Pasal
27 ayat (3) Undang-Undang No. 11 Tahun 2008 tentang Informasi dan Transaksi
Elektronik (ITE) yang menyebutkan ancaman itu. Secara lengkap, ayat itu
berbunyi “Setiap orang dengan sengaja dan tanpa hak mendistribusikan dan/atau
mentransmisikan dan/atau membuat dapat diaksesnya informasi elektronik dan/atau
dokumen elektronik yang memiliki muatan penghinaan dan/atau pencemaran nama
baik.” Selanjutnya, tercantum di Pasal 45 UU ITE, sanksi pidana bagi pelanggar
pasal 27 ayat (3) yaitu penjara enam tahun dan denda maksimal Rp 1 miliar.
Kehadiran
pasal itu membuat geram para blogger, lembaga swadaya masyarakat pemilik situs,
dan para pengelola situs berita online. mereka merasa terancam haknya
menyiarkan tulisan, berita, dan bertukar informasi melalui dunia maya.
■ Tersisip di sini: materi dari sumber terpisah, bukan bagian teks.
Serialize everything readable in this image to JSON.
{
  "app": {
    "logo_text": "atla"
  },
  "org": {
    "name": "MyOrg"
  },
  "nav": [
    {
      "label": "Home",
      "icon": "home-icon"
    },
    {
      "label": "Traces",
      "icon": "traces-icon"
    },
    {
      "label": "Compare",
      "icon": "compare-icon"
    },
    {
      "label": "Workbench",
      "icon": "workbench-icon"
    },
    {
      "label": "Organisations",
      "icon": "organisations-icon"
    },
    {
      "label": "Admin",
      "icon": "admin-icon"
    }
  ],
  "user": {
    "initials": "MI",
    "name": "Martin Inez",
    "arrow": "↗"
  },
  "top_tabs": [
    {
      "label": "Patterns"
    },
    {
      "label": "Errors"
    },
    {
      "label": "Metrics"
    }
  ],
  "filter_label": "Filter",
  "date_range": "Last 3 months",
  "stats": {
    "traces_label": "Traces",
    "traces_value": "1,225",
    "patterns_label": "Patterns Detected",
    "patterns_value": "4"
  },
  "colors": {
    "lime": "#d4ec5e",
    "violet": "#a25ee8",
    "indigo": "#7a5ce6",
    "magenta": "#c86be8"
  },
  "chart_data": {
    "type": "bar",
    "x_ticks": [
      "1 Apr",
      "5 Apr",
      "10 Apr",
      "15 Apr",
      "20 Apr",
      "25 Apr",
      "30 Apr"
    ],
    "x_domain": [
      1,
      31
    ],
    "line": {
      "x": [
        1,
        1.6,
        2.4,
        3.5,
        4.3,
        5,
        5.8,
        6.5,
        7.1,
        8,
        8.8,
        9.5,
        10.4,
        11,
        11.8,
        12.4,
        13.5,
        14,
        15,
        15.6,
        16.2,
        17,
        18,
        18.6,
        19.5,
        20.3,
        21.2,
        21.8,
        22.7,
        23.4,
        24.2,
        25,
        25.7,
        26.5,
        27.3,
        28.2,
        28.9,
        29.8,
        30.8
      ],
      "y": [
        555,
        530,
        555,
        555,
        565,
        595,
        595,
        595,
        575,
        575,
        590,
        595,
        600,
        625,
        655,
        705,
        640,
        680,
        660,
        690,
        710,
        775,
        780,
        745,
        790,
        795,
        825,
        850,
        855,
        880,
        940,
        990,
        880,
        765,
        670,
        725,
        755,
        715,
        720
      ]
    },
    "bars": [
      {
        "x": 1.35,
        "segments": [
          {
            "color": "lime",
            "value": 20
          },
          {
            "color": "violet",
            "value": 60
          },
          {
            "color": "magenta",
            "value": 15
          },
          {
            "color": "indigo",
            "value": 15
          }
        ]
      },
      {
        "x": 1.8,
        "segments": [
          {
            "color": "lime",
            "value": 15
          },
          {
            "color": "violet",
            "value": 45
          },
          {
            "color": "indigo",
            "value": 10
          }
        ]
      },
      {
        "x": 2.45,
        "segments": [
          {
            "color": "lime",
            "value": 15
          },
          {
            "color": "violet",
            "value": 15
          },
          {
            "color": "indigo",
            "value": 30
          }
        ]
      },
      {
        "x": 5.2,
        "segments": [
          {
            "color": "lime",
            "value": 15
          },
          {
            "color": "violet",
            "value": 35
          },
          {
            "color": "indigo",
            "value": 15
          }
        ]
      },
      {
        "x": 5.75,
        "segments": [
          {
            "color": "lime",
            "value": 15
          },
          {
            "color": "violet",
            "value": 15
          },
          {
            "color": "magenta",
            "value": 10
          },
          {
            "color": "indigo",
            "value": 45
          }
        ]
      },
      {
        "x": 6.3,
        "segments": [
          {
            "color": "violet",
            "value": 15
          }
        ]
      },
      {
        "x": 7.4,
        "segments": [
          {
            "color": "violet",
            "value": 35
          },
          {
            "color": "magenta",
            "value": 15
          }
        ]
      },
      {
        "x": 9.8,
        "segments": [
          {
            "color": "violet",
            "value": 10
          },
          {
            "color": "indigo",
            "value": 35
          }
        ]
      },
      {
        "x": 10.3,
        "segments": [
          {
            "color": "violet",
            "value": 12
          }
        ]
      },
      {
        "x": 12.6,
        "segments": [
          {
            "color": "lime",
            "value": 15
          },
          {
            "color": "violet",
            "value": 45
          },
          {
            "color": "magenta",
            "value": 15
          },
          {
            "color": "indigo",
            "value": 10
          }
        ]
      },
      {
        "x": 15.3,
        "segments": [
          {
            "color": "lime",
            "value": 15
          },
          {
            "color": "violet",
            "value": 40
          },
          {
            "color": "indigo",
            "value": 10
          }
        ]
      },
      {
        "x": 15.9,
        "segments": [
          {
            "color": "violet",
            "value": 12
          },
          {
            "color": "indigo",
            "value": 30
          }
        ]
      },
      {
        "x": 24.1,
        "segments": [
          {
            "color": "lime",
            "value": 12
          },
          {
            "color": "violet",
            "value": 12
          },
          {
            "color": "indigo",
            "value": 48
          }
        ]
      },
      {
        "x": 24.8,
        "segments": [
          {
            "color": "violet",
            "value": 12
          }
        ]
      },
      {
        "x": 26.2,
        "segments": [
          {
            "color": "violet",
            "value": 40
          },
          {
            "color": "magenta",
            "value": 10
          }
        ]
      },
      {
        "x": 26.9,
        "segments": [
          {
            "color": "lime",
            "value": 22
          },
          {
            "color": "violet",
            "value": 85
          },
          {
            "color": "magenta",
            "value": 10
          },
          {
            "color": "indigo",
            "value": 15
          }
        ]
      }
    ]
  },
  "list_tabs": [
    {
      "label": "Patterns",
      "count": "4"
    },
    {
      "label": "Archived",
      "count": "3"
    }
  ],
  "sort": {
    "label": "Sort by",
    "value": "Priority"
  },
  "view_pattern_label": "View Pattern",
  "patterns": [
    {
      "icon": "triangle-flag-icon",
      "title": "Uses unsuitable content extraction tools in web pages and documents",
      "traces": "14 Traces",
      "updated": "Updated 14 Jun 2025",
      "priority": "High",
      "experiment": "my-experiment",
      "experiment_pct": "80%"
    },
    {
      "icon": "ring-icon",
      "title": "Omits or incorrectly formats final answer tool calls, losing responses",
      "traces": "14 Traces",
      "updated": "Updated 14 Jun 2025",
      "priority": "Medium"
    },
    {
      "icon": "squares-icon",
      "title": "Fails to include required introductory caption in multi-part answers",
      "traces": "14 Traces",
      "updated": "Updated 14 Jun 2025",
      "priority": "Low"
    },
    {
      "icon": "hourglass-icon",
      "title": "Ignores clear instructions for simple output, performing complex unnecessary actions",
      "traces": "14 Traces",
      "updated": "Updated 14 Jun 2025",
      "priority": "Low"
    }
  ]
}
Pasal
itu dianggap ancaman terhadap demokrasi. Namun ada beberapa kalangan yang menggangap pasal ini pro dan kontra. Untuk kalangan pro pasal ini dianggap bisa melindungi, karena kita masih bisa menuangkan ekpresi bebas asalkan bertanggung jawab kemudian dampak
kerusakan yang dihasilkan oleh pencemaran dengan menggunakan teknologi
informasi yang bersifat meluas, jangka panjang dan dapat berulang sehingga
kerugian yang dialami korban jauh lebih besar dibandingkan
apabila pencemaran terjadi melalui saluran konvensional. Dan untuk kalangan kontra, menganggap pasal 27 ayat 3 ini
sebagai hambatan, maka sesungguhnya kita membiarkan kebebasan berekspresi
khususnya di dunia internet diberangus. Akibatnya, pernyataan-pernyataan kritis
yang selama ini muncul akan lama-lama mengabur atau hilang kembali dan memandang
UU ITE ini sebagai sikap gagap penyelenggara negara dalam demokrasi. Pemerintah
ingin dilihat oleh dunia sebagai negara yang demokratis, tetapi tidak siap untuk
menerima konsekuensi dari masyarakat yang demokratis. Salah satu konsekuensi
praktis dari demokrasi adalah kebebasan berpendapat yang di internet hal itu
berarti kebebasan hampir tanpa batas.
Sebagaimana
diketahui bersama, zaman ini yang berkuasa adalah informasi. Apalagi dengan
media internet, informasi ini bisa bergerak dan menyebar hampir secepat kejapan
mata. Lihat saja bagaimana akhir-akhir ini pergerakan sosial politik di banyak
negara didorong dan difasilitasi oleh sosial media internet. Terlepas dari
benar tidaknya informasi yang beredar, tidak bisa disangkal bahwa informasi
bisa menggiring opini publik.
Untuk menyiasati pasal ini kita harus lebih pandai dalam membedakan antara fakta dan opini, kalau memang fakta setidaknya kita harus menyertakan dokumen - dokumen yang asli dari narasumbernya yang jika nanti kita dituntut setidaknya kita memiliki bukti yang kuat dan untuk opini boleh saya jika berekpresi asalkan kita tahu mana batasannya agar pihak terkait tidak merasa dirugikan oleh opini yang kita tulis.